Yannick Ilunga, who is better known to strangers as Petite Noir, is living the dream of most aspiring musicians. At just 24 years old, the singer-songwriter-producer, who was born in Belgium to a Congolese father and Angolan mother who raised him and his four siblings in Cape Town is releasing his debut album, La Vie Est Belle/Life Is Beautiful this Friday.

We’re chilling in a boardroom eating peanuts and chips as Just Music employees type away on their Macs and prolific creative director and Petite Noir’s girlfriend, Rochelle Nembhard, sit in the adjoining room. Petite Noir looks happier than the last time we sat down for an interview four years ago.

It also shows in his broad smile and carefree dancing in the video for his single, Down, which was directed by Cape Town photographer, Max Mogale in Lubumbashi, Democratic Republic Of Congo. It’s easy to see why life is, indeed, beautiful for the NoirWave artist right now.

Signed to British record label, Domino (also home to Arctic Monkeys and Blood Orange) and distributed in South Africa by Just Music, La Vie Est Belle was more inspired by Johannesburg than by a Congolese movie of the same name.

In between handfuls of peanuts, Petite Noir shares how the title came about: “I knew about the movie – I just happen to be Congolese,” he laughs mischievously, “It’s a tricky one. The saying is also popular. The movie didn’t inspire me to name my album, the storyline inspired me.”

Then he pauses as if deciding if he should reveal the next part: “When I was writing the album, I was looking through the window at Rochelle’s parents’ house in Johannesburg. They have this amazing garden. The day was so beautiful. When I looked outside, the sun was shining, the water was blue. It was just a perfect view. That’s where I got the name from.
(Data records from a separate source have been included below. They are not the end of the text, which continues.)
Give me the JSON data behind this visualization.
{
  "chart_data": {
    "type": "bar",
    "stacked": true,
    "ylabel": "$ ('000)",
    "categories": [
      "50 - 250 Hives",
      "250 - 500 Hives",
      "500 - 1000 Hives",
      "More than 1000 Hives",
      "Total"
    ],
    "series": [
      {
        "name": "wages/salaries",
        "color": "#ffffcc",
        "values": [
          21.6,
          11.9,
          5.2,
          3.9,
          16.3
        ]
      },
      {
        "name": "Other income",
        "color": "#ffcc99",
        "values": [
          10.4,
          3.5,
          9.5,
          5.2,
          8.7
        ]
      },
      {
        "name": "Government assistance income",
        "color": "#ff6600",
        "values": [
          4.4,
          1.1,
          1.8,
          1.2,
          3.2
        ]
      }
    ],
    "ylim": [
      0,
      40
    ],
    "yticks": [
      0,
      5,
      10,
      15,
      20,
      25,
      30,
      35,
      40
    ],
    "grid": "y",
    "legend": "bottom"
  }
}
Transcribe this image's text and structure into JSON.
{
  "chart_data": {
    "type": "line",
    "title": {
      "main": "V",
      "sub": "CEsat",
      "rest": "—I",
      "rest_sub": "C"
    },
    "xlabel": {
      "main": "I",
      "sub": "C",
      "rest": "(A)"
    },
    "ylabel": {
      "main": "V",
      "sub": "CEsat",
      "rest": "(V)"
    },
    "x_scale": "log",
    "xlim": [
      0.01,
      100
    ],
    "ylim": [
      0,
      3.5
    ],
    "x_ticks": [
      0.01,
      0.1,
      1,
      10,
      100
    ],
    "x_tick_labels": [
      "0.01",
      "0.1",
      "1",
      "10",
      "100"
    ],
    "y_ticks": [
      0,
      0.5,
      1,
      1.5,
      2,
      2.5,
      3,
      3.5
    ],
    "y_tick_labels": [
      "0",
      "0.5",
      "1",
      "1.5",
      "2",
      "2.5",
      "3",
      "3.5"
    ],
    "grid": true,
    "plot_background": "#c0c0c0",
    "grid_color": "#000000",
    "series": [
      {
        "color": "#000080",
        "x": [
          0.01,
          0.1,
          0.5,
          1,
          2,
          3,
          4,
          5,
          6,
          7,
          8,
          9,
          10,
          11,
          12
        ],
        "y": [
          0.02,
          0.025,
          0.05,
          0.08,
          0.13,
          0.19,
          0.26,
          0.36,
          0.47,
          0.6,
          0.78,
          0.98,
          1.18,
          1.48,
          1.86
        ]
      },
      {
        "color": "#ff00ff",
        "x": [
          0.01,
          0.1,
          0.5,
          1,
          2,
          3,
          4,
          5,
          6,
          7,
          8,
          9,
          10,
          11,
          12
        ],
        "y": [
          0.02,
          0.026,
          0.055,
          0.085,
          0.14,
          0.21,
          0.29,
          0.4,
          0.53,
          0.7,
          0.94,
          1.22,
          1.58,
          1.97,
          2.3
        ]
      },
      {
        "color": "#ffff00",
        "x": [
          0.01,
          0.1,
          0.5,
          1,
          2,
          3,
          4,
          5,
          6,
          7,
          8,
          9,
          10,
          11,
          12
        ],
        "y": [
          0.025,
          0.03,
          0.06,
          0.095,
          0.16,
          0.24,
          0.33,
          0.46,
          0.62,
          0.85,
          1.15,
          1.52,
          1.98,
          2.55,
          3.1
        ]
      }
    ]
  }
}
I’m blessed to be alive.”

A self-confessed “divergent” artist even from the days when he was a part of Popskarr, Petite Noir is putting a stamp on his identity. Even before he started playing shows with Solange Knowles or his Noirse remix appearing on her Saint Heron mixtape.

Petite Noir says: “I had been doing stuff with Solange for a few months. She was helpful in terms of support and stuff. She would invite me to play with her and ask if she could use my song for that Puma campaign. I weighed it out like what’s this going to do for my career? She was nice.”

From the eponymous first EP to the Mise Au Noir EP, The King of Anxiety EP and now, La Vie Est Belle, his has been a journey of self-discovery first.

He remembers: “I went to London and got signed. Then we started recording my first album which was supposed to be The King of Anxiety. But the label didn’t like the 10 songs I recorded, so we took the five best songs and made that The King of Anxiety EP. After that, I recorded this album. I recorded 30 songs and they hated them. I knew I could do better. I got back to Joburg and wrote the whole album and sent it back to the label. Then they said it was amazing.”

Of those amazing songs is the layered, baritone-heavy audio and visual brilliance of a song called Best. He wears nothing but a loin cloth as he runs through other worldly spaces – simultaneously meeting Masai women and morphing into others.

His skin is glistening black – as if daring mainstream pop culture that praises the Yellow Bone to stop him. In the video and on his album cover, Petite Noir’s body is placed onto a slab of green malachite stone (“symbolising leadership and transformation and found in the DRC”) and he ascends into the heavens as others look on.

Best was inspired by xenophobia and Marikana,” he explains, “I hate that [xenophobia] word. It doesn’t even make sense. Who is foreign? No one is actually foreign. But that’s another story. I was quite angry.

“Obviously, my family lives here and any of them could have gotten attacked at any time,” he continues, “It’s also about Marikana – not being heard. I haven’t heard a single interview of a miner’s wife or their kids… I’m on that slab on malachite as a black body, being vulnerable.”

His vulnerability stretches to songs like Chess where he sings about a boy making a fool of him. This wasn’t a Frank Ocean situation. He explains: “I was arguing with my girlfriend on Skype. I was looking for lyrics and read out exactly what she had written on Skype.” So he took her words about him, “made it more musical but didn’t change a thing. She is credited. It’s a free Petite now. Mentally. I care about the right things.”